Total time: 45-60 minutes

Purpose

The purpose of the game is for everybody to participate and share their opinions, thoughts, feelings, ideas and practical use of the agile manifesto and its principles. They will be doing this by playing a matching game.

Benefits

  • For the team: After facilitating this workshop I observed teams checking their actions and values against the manifesto. They had a constant reminder in a single glance at the wall. For instance, there was a particular ocassion when they were being pressured by a manager to get too many stories done for a sprint, and they pointed out the technical debt would be increased, opposed to delivering technical excellence as one of the principles states.
  • For the coach: Our job gets so much easier by getting to know the people, their reactions, understanding their way of thinking, solving problems and behaving after observing their interactions. We can also help them communicate and collaborate more effectively by playing games like this one.

Objectives

  • Cultivate the agile thinking from the early stages of the transformation.
  • Foster an agile mindset.
  • Understand the meaning of the agile manifesto.
  • Look closer for deeper, hidden or unexplored aspects and applications to their daily work.
  • Team building.

What you need

  • from 1 to 5 teams/pairs (up to 20 to 30 people)
  • agile manifesto and principles cards for each team/pair (download the material in English below)
  • a timer/alarm clock/app
  • post its (or several color papers)
  • crayons, color pencils/markers
  • blank poster (or flip chart blank page) per team

 How to run the workshop

A. Preparation (1-5 minutes)

  1. Explain: the rules and purpose of the game.
  2. Set up the teams: according to the physical space organize the teams (or pairs) for discussion.
  3. Read the manifesto: or even better, ask somebody to help you read the manifesto out loud for all of them.
  4. Deliver the principle cards for each team/pair: ask them to check they have the complete set (the manifesto and 12 principles) before starting.

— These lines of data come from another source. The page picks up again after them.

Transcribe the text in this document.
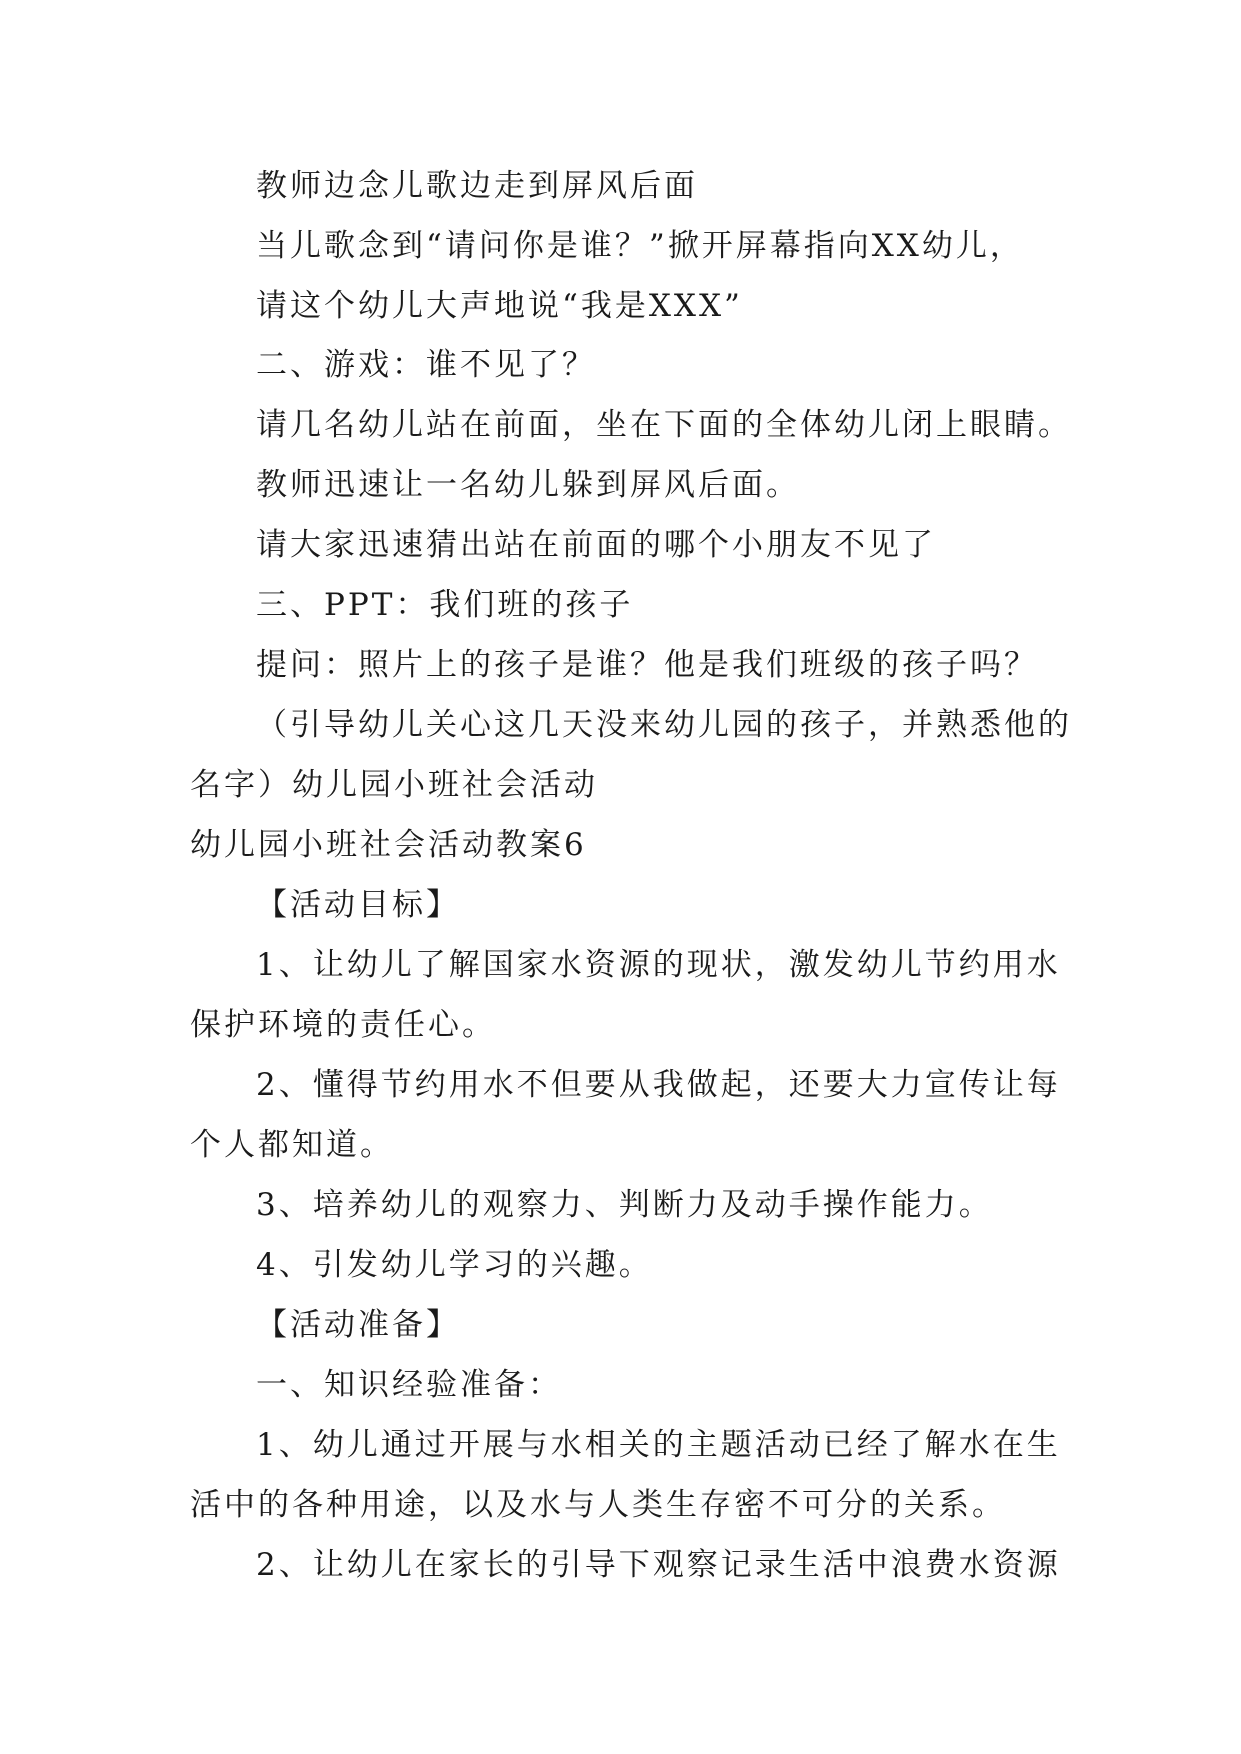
教师边念儿歌边走到屏风后面
当儿歌念到“请问你是谁？”掀开屏幕指向XX幼儿，
请这个幼儿大声地说“我是XXX”
二、游戏：谁不见了？
请几名幼儿站在前面，坐在下面的全体幼儿闭上眼睛。
教师迅速让一名幼儿躲到屏风后面。
请大家迅速猜出站在前面的哪个小朋友不见了
三、PPT：我们班的孩子
提问：照片上的孩子是谁？他是我们班级的孩子吗？
（引导幼儿关心这几天没来幼儿园的孩子，并熟悉他的
名字）幼儿园小班社会活动
幼儿园小班社会活动教案6
【活动目标】
1、让幼儿了解国家水资源的现状，激发幼儿节约用水
保护环境的责任心。
2、懂得节约用水不但要从我做起，还要大力宣传让每
个人都知道。
3、培养幼儿的观察力、判断力及动手操作能力。
4、引发幼儿学习的兴趣。
【活动准备】
一、知识经验准备：
1、幼儿通过开展与水相关的主题活动已经了解水在生
活中的各种用途，以及水与人类生存密不可分的关系。
2、让幼儿在家长的引导下观察记录生活中浪费水资源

B. Discussion and matching (20-25 minutes)

  1. Instruction: The participants must match each principle to one of the manifesto’s item.
  2. Set the timer for discussion: Each team/pair must be accountable for the time remaining. Let the conversation begin!

C. Sharing thoughts (15-20 minutes.)

  1. Share results: especially the ones contrasting between teams. Ask what were the conclusions pointed out from the discussions.
  2. Sum up: get the teams to deliberate about their outcomes.  Ask them for examples.

Powerful questions:

  • Do we understand each one of the principles?
  • How can we apply them on a daily basis?
  • Does it really matter to associate every principle to a single rule from the manifesto?
  • How our daily work would look and feel like if we did all this?
  • What are the obstacles we have to overcome to get there?
  • What can we do as a team and individually to contribute to this ideal goal?

D. Making the poster: collaboration (15-20 minutes)

  1.  Let the creativity spirit take over: any material they want to use is valid. Foster collaboration and ask them to cooperate altogether in the creation of the poster. All of them must take part. I encourage them to sign it, write their names on it, draw or put the team rubric on it afterwards.
  2. Make it visible: finally we post it into a near wall or door where everybody can see it.
 Additional tips:
  • It is better to have teams/pairs with people who don’t know each other so they can interact more and get to know each other better.
  • The principles have been numbered in case the cards get jumbled up, but these numbers doesn’t mean anything else.
  • When matching, you will notice that sometimes teams want to get “the right answer” or “the right number of matching” (for instance, 3 principles per manifesto item). Don’t interviene, let them figure it out. The goal of the game is to let them talk about it, not to be right or wrong. They will soon be engaged and establish their own method for matching. Just let them work.
  • If you see the game is turning into a desperate matching without conversation for any team ask them for examples or powerful questions to stoke the chat.